Fractal flow patterns in hydrophobic microfluidic pore networks: experimental modeling of two-phase flow in porous electrodes

TL;DR

This study experimentally investigates two-phase flow patterns in hydrophobic micro-porous networks that model fuel cell electrodes, revealing fractal invasion patterns and proposing a correlation between fractal dimension and water transport modeling.

Contribution

It introduces experimental modeling of flow patterns in micro-porous networks with fractal analysis, linking fractal dimension to water transport in fuel cell electrodes.

Findings

Fractal invasion patterns observed in micro-porous networks.

Fractal dimension correlates with total saturation during invasion.

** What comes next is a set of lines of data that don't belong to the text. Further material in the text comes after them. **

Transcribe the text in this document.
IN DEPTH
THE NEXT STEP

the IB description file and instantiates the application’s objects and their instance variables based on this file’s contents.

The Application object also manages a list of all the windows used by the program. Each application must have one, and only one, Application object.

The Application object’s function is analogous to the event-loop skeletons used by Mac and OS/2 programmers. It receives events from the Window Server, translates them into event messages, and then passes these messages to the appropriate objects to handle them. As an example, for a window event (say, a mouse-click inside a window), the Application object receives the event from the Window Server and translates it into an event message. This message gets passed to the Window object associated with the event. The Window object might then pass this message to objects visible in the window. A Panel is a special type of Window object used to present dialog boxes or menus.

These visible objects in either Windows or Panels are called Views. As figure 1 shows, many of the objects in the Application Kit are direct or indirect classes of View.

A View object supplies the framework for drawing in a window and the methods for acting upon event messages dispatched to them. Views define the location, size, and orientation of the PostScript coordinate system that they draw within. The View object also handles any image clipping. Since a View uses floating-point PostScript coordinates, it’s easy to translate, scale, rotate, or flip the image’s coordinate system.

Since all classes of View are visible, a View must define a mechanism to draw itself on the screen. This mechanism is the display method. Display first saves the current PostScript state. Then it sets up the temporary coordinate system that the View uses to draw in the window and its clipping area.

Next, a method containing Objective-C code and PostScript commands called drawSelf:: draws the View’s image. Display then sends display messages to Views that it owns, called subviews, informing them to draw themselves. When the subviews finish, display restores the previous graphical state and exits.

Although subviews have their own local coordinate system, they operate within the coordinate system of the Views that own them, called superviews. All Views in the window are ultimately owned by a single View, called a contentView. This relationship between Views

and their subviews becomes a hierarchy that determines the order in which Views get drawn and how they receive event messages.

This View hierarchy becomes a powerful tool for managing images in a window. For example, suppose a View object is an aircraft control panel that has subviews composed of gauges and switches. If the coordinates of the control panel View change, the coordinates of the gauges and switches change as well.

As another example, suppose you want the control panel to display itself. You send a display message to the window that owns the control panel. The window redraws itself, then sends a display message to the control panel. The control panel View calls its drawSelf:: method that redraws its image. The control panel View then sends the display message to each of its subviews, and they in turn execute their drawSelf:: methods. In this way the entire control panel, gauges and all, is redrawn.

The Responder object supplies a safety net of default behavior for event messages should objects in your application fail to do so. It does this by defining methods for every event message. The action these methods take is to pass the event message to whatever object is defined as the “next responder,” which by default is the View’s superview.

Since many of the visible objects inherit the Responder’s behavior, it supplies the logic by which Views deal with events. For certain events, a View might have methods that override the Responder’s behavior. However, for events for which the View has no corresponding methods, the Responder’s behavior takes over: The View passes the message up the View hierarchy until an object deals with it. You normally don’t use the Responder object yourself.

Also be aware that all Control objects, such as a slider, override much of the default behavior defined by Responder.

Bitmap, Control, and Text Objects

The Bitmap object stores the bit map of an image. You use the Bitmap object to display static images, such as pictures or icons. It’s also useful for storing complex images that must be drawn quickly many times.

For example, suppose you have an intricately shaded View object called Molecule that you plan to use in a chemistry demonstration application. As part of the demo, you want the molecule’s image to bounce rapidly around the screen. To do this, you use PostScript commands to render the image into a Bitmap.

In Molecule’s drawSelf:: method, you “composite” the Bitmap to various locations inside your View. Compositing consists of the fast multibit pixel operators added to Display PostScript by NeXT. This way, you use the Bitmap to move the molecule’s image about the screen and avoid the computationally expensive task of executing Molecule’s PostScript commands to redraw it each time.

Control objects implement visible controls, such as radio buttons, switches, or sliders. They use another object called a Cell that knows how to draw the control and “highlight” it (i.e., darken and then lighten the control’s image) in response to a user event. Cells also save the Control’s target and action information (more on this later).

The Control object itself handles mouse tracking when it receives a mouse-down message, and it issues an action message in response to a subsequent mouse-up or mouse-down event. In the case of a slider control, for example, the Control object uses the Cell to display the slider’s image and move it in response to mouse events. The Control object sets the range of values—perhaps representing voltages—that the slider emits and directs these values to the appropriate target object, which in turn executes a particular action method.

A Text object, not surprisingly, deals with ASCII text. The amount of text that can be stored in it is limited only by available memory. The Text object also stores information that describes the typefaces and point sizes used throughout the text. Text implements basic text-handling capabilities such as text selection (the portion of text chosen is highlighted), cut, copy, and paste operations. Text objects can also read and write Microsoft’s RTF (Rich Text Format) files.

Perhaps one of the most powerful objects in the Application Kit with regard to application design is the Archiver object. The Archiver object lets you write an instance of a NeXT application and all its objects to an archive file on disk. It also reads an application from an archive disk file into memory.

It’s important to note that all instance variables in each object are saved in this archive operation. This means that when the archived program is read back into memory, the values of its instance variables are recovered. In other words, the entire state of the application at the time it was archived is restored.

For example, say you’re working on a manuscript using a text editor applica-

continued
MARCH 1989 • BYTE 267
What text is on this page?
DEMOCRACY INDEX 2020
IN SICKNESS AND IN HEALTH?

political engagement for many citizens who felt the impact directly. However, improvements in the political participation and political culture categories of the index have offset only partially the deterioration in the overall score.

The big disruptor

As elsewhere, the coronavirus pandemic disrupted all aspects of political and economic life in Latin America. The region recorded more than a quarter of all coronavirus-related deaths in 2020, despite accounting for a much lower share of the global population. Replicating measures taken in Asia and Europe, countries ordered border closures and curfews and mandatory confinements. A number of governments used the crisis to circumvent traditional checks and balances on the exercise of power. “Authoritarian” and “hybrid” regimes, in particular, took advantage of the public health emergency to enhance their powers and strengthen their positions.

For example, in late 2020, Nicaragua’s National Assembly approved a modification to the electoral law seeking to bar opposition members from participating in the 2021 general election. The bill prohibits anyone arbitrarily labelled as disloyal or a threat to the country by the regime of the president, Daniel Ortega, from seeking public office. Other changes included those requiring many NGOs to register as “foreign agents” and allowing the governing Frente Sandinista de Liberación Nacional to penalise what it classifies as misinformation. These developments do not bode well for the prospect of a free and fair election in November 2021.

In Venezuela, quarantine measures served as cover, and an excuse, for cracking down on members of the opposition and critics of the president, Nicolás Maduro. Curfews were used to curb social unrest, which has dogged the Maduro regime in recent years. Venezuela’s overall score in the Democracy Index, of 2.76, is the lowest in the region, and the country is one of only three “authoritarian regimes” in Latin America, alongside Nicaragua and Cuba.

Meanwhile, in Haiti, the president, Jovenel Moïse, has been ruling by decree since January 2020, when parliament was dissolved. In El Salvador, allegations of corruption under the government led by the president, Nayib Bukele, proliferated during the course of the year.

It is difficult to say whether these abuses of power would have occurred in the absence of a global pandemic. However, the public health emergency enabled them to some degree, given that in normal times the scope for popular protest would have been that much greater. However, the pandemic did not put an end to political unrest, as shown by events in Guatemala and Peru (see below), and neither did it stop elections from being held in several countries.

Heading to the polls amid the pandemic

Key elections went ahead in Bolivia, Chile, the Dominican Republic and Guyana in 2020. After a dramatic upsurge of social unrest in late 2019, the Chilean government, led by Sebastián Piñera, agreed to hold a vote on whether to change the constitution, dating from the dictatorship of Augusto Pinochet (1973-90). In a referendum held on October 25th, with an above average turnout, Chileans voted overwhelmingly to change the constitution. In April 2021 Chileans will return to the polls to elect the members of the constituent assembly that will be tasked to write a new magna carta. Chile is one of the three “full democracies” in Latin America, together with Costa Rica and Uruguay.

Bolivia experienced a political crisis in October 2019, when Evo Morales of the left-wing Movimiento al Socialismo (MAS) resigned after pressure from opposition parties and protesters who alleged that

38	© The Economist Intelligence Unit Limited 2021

Flow regime confirmed as invasion percolation with trapping.

Abstract

Experimental two-phase invasion percolation flow patterns were observed in hydrophobic micro-porous networks designed to model fuel cell specific porous media. In order to mimic the operational conditions encountered in the porous electrodes of polymer electrolyte membrane fuel cells (PEMFCs), micro-porous networks were fabricated with corresponding microchannel size distributions. The inlet channels were invaded homogeneously with flow rates corresponding to fuel cell current densities of 1.0 to 0.1 A/cm2 (Ca 10e-7-10e-8). A variety of fractal breakthrough patterns were observed and analyzed to quantify flooding density and geometrical diversity in terms of the total saturation, St, local saturations, s, and fractal dimension, D. It was found that St increases monotonically during the invasion process until the breakthrough point is reached, and s profiles indicate the dynamic distribution of the liquid phase during the process. Fractal analysis confirmed that the experiments fall within the flow regime of invasion percolation with trapping. In this work, we propose to correlate the fractal dimension, D, to the total saturation and use this map as a parameter for modeling liquid water transport in the GDL.